Tuesday, June 1, 2010

Intuition and Induction

The intuitive identification of an intelligent mind at work in the design and purpose of our cosmos and the living things which inhabit it seems highly justified. From an article in Conservapedia on Intelligent Design comes this quote: “An inference of design first springs from intuition—subconscious pattern-matching that alerts the mind to a pattern that reflects a purpose or pre-existing intention.” The article continues, “Therefore, at a basic level design detection is a matter of common sense, an intuitive determination we all make based on our everyday experiences with intelligently designed things.”

Intuition is defined as “an immediate apprehension of truth, or supposed truth, in the absence of conscious, rational processes.” Intuition is an excellent starting point for our investigations of the real world, such as investigations of questions of origins. It could, or should, trigger a more formal process of investigation of our world.

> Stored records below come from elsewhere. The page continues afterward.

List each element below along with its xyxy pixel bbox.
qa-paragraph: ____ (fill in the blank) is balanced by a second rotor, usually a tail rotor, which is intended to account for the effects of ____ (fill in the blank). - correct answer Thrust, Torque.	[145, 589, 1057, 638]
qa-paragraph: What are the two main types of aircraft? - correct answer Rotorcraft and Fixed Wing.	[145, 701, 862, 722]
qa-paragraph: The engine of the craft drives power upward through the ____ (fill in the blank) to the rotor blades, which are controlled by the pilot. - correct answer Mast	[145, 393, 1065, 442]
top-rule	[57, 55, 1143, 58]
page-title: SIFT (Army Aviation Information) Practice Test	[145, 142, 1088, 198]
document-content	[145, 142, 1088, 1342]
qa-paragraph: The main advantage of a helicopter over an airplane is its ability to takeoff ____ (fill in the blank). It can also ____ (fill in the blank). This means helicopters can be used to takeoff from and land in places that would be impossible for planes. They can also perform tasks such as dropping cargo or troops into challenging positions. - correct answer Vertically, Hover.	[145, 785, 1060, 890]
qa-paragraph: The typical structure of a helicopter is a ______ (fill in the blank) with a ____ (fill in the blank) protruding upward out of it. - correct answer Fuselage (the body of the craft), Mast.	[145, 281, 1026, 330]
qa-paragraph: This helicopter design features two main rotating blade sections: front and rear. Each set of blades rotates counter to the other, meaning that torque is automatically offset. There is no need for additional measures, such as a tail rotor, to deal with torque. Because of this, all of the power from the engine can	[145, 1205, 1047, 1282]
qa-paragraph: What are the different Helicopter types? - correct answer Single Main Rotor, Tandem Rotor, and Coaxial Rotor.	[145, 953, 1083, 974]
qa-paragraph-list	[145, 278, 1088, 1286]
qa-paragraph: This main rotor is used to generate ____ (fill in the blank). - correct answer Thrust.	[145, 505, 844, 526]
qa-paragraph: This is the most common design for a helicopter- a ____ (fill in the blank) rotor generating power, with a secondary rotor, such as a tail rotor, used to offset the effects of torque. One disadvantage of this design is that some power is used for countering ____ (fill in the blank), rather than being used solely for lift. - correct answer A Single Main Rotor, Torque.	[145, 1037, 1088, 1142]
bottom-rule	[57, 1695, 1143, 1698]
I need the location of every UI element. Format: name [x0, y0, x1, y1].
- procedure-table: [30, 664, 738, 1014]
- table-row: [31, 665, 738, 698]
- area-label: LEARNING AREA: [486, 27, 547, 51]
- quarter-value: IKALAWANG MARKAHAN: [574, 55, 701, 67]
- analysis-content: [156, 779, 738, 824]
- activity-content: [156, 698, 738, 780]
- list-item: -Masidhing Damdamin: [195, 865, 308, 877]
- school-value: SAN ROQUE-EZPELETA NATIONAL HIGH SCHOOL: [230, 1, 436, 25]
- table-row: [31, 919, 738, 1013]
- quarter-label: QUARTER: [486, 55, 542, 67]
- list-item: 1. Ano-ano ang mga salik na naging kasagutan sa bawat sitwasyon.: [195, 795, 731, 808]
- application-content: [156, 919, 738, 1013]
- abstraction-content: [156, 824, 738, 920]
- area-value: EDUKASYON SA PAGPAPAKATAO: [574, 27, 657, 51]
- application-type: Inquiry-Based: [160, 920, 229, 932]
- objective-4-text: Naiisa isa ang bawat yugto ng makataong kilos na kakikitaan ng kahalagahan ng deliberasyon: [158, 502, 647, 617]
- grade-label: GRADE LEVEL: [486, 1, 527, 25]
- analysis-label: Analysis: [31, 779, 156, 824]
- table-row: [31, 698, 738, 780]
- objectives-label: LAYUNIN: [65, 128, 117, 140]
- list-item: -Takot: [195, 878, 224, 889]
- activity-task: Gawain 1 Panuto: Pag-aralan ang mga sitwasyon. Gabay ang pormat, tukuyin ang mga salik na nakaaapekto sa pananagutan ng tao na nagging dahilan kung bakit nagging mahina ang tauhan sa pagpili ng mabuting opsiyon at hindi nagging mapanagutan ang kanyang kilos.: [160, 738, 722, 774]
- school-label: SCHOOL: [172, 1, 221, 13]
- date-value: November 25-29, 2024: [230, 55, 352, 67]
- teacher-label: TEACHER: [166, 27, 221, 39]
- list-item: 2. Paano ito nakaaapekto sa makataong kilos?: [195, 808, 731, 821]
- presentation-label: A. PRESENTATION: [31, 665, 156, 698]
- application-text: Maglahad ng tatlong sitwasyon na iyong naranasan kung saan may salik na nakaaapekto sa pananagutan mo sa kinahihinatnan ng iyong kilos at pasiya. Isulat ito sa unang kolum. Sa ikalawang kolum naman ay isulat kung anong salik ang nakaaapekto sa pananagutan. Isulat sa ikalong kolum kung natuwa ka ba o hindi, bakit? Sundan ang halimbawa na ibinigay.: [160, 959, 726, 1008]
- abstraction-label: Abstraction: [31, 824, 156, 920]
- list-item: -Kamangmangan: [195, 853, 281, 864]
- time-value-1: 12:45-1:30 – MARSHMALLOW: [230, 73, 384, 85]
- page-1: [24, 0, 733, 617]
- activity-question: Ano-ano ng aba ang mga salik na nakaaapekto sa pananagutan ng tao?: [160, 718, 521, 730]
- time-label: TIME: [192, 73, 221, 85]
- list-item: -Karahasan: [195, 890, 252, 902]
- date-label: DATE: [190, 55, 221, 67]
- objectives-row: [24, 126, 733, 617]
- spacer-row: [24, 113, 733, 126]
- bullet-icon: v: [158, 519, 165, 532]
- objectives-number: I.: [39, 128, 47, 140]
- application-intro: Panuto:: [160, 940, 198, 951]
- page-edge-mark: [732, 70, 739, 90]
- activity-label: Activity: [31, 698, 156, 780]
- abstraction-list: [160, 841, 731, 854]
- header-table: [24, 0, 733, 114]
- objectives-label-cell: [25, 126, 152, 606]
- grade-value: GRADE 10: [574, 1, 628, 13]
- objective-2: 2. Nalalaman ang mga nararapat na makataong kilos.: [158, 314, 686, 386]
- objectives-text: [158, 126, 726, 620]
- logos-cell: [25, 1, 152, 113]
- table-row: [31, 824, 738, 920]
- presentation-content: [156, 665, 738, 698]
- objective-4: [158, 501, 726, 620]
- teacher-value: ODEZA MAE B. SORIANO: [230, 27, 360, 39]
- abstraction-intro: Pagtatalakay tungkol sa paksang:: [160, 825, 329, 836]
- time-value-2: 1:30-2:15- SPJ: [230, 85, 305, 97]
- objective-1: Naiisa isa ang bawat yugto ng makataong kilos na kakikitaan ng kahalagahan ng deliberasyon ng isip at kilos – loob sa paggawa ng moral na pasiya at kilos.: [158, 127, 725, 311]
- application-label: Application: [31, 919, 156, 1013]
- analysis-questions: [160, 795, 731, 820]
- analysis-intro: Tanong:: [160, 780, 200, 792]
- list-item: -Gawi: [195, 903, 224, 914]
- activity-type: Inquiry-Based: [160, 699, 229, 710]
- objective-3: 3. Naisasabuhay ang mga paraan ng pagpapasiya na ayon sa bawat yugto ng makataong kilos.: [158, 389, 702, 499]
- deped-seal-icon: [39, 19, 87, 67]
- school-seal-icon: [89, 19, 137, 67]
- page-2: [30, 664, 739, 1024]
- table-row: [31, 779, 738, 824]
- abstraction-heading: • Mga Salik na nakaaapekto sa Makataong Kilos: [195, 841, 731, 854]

Some may call the more formal process an application of “inductive science,” the type of science many view as “traditional science.”

As an evidentialist, I have confidence in the function of intuition, but only as a prelude to more formal investigative processes of science, such as inductive science. Detection of the presence of intelligent design is possible along a wide range of human inquiry. For instance, in forensics, there are many instances where conclusions of intelligent design, causation, or purpose, are non-controversial. In a murder investigation, we may ask if the death was accidental, or apparently caused deliberately by the planning and actions of an intelligent agent? Archaeology provides another example. Is the excavated object merely a rock, or is it a portion of pottery apparently fashioned mindfully? And is a purpose clearly evident? If so, intelligent agency is indicated.

Those who doubt supernatural agency in designing living things with purpose and ability to function, often request physical proof for a designer, claiming evidence for a creator does not exist. They think this strengthens their assertion that creation and design proposals are not scientific. (They also exclude, by their own definition, anything from the realm of science unless it can be considered a “natural” phenomenon.)

Origins study is an example of historical science, a study of past events. No one was present to observe the events and no experimental evidence substantiates what happened. Intelligent design can be affirmed with far more certainty than can historical molecules to man evolution driven by the processes of mutation and selection. The purposeful messaging, replicating, constructing, and regulating capacities of cellular DNA are apparent for all to see. Persuasive evidence for the mechanisms of evolution is not. Broadly defined, science means knowledge--to “know.” We know intuitively and inductively. There is much to know when we examine the evidence for intelligent design in our world.